|COMMENT By Bob Weaver|
While the WV Legislature is considering opening up WV State Forests to extraction of underground minerals for extra money, some WV towns are boosting their coffers by ticketing speeders.
The is no law in WV Code to challenge towns from becoming speed traps.
Officials are saying the move is to improve safety, a claim long made by the City of Summersville, the best-known speed trap in West Virginia.
In the past three and a half years, Gauley Bridge, a town with a population of 700, has issued 5,057 speeding tickets, more than any other town in the state, according to the West Virginia Division of Motor Vehicles.
It's likely that many of the violations have not been reported to the state, state officials say.
Parkersburg appears to be the latest speed trap city in the Mountain State.
The City of Parkersburg has issued more than 1,800 citations in June and July this year, more than double the number issued during the same period last year.
Mayor Bob Newell maintains the increased enforcement is not a money-making operation, saying "Enforcement has increased, but it is just for safety."
Every year since 2006, Gauley Bridge has collected at least a half-million dollars in fines, fees and court costs.
Gauley Bridge made a good move by hiring the Whipkey brothers, Shawn and Heath, former ticket writing cops for the City of Summersville.
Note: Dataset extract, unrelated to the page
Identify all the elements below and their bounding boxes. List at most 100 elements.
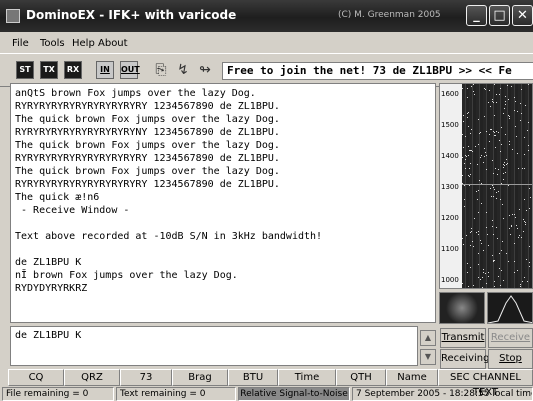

The Whipkeys were big players in the Summersville speed trap, responsible for 12,319 speeding tickets from July 2000 to March 2003, according to Summersville records.
In 2002, Gauley Bridge reported issuing 28 speeding ticket convictions to the DMV for the entire year, according to the Charleston Gazette.
In 2003, the number rose to 268.
Last year, Gauley Bridge police issued 1,528, according to DMV statistics, which could be a low number.
Gary Harki, a reporter with the Charleston Gazette says speeding tickets can be disposed of in two ways so as to not show up on the DMV statistics.
Many cities have a diversion program where drivers can take classes, pay fines and get tickets resolved without having them submitted to the DMV and having points taken off their licenses.
Those classes cost money.
Folks in the region might consider avoiding Gauley Bridge and Parkersburg, either shopping closer home, or in the case of Parkersburg, stopping at all the fine outlets in Mineral Wells.
Unfortunately, getting to Vienna's Grand Central Mall generally requires going through Parkersburg.
Again, if you believe it's all about safety, enjoy.
HUR HERALD 2002
SUMMERSVILLE'S $1.2 MILLION SPEED TRAP - It's Public Safety Business
COMMENT by Bob Weaver
Now is the time for all good men to come to the aid of their pocketbooks.
Stay away from the West Virginia town of Summersville (pop. 2,700).
The city government, law enforcement and some citizens continue to verbalize unreasonable arrogance in writing and defending over 18,000-19,000 speeding tickets annually on U.S. Route 19, a scenic gateway route to the south.
After a half-dozen recent local and national news stories, letters of protest and town meetings, those fine Summersville folks just don't get it. They're in the "public safety business."
During 2000, the town took in nearly $1 million dollars in fines and court costs, and another $277,000 for a "driving school," available from the town or on the Internet. In 2000 the small town had accumulated a $2.2 million surplus.
We highly suggest avoiding Summersville, by-pass it whenever possible and refrain from spending any money in or near the corporate limits.
The Canadian Automobile Association has declared the town a speed trap and has advised their members to avoid the region. The town is listed on speed trap web sites to be avoided.
The Canadian Automobile Association says "Police continue to relentlessly tag motorists in this area."
Summersville is now making other national speed-trap towns to avoid.